Prescription des créances : garantir la paix juridique

​La prescription a pour but de sauvegarder la sécurité et la paix juridiques. Après l’écoulement d’un certain temps, un débiteur ne doit plus s’attendre à ce que de vieilles créances soient réclamées. Ce faisant, la prescription décharge les tribunaux. Elle constitue donc un moyen de protéger les intérêts de l’individu et de la collectivité : tout le monde a intérêt à ce qu’une situation qui n’est pas ou qui n’a pas pu être remise en question pendant une longue période soit un jour considérée comme donnée et reconnue.
​Sous l’angle de la sécurité juridique, il est judicieux que les choses aient une fin. Une des raisons est que, après l’écoulement d’une longue période, il devient de plus en plus difficile d’établir la vérité : des procès civils devant être menés des années voire des décennies après la naissance d’un droit sont extrêmement lourds pour toutes les parties concernées. La reconstitution des faits devient discutable voire impossible, car la partie qui fait valoir un droit doit fournir des preuves concluantes. Ce principe perdure. Le délai de prescription ordinaire pour toutes les créances pour lesquelles la loi ne prévoit pas expressément un autre délai est de dix ans. Ce délai s’est révélé praticable et il est devenu la norme. Les exceptions à cette règle connaissent même des délais encore plus courts. Les délais plus longs sont rares, mais on en rencontre par exemple dans le droit des poursuites ou dans le droit des successions. 

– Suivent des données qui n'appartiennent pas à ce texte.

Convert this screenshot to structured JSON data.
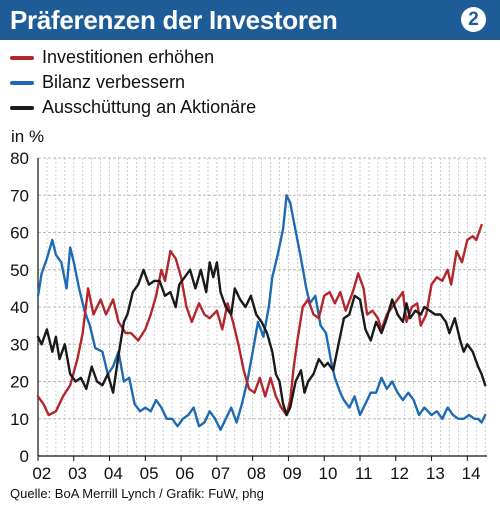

A l’échelle individuelle, le fait qu’un délai de prescription ait pour conséquence qu’il n’est plus possible de faire valoir un droit peut parfois choquer. Chaque cas de maladie ou mort semble encore plus tragique. Des délais de prescription longs n’y changent rien, au contraire. Après l’écoulement d’une longue période, un demandeur investirait beaucoup de ressources, d’émotions et d’énergie dans un procès civil à l’issue très incertaine. Dans le meilleur des cas, il ne recevra pas plus que ce qui lui revient déjà aujourd’hui. Aujourd’hui non plus, une partie lésée ou ses descendants n’est pas livrée à elle-même – même si le délai de prescription est dépassé. Les assurances couvrent généralement une grande partie des créances possibles en cas de lésions corporelles.

Le système suisse de la prescription a évolué avec le temps et est arrivé à maturité. Cela ne signifie pas qu’aucune adaptation ne soit souhaitable. Une uniformisation des délais et donc une simplification des règles applicables est dans l’intérêt de tous. De telles adaptations doivent toutefois être introduites moyennant un projet élaboré de manière précise. Il faut éviter des interventions ponctuelles ou contraires au système fondées sur un cas particulier (tragique).

Les milieux économiques demandent que la Commission des affaires juridiques du Conseil national (CAJ-N), qui débattra à nouveau de la révision du droit de la prescription vraisemblablement le 26 mai, garde à l’esprit le sens de la prescription et se lance pas tête baissée sous l’influence de cas particuliers difficile. Cela pourrait mettre en péril ou altérer la paix juridique en Suisse.